The manufacturing process for Capricor’s first generation autologous CDC product, CAP-1001 – which was evaluated in the CADUCEUS trial – began with a biopsy of cardiac tissue from the patient. This tissue was put into culture and CDCs were generated through a series of proprietary unit operations. CAP-1001 was then administered back to the same individual.

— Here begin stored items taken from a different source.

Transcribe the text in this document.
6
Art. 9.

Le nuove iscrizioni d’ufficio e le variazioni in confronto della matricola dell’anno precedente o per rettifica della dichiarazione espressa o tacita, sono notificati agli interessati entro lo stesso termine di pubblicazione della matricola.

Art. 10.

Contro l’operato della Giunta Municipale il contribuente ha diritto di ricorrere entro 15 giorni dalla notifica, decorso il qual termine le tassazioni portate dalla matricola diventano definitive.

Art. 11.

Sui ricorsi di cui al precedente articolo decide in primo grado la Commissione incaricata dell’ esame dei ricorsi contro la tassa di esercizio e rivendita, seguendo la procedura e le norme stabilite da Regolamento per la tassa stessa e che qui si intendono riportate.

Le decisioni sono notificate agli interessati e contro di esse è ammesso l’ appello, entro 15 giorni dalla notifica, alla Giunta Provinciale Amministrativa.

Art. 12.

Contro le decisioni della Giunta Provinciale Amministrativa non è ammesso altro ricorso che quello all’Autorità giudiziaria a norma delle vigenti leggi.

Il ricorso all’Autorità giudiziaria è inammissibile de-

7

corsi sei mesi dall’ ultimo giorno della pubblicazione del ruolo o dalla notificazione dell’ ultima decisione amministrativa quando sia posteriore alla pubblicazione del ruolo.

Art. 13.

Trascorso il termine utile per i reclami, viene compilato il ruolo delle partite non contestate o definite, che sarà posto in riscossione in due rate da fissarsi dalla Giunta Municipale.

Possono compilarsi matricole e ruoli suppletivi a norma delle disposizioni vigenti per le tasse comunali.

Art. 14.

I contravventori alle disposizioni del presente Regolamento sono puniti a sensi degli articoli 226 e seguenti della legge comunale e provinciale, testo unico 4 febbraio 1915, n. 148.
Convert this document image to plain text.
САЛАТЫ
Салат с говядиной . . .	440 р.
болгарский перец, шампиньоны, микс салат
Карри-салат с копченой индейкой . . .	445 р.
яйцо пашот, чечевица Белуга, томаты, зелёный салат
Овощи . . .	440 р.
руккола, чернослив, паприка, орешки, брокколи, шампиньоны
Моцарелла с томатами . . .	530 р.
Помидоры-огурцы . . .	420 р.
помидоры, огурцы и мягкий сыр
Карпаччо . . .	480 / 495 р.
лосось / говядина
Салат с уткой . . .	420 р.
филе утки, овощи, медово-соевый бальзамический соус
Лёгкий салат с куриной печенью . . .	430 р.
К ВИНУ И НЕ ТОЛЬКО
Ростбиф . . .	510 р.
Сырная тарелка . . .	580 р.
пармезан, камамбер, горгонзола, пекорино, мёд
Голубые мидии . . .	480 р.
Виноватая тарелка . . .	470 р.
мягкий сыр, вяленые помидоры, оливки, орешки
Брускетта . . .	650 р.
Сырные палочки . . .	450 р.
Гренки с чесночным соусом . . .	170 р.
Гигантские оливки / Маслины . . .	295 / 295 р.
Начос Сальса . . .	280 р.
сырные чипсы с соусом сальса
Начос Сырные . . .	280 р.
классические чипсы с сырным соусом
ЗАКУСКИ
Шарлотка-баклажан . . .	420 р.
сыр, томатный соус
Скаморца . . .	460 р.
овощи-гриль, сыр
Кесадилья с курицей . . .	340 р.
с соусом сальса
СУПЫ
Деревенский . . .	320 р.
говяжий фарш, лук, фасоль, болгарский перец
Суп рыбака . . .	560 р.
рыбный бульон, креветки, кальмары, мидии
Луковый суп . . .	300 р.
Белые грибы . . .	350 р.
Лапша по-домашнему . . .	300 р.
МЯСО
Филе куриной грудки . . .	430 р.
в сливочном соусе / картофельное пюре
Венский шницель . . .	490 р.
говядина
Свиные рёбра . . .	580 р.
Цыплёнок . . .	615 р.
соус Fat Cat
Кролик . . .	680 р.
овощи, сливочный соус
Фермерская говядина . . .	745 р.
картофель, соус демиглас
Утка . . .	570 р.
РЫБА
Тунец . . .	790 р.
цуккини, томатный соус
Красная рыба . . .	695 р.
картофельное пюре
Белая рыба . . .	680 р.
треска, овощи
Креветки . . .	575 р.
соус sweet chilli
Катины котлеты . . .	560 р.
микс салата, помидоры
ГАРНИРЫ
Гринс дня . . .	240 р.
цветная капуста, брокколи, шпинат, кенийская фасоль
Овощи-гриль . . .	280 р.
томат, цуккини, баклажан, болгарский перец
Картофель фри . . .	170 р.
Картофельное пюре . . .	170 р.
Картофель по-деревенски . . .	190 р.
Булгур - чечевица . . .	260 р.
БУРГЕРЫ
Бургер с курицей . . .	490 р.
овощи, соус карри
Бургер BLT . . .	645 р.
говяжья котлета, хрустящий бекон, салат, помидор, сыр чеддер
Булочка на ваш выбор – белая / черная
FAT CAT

The manufacturing process for CAP-1002, Capricor’s allogeneic CDC product candidate, starts with tissue taken from donor hearts. Following expansion, processing, release testing, and quality review, CAP-1002 is cryopreserved (stored at a low temperature), allowing an inventory of “off the shelf” product to be available for administration to many patients. Under these conditions, CAP-1002 has a useful life of at least three years.

Capricor’s current manufacturing process is adequate to meet current clinical trial demands. In collaboration with Janssen Biotech, Inc., Capricor has been working toward the establishment of a commercial-scale process.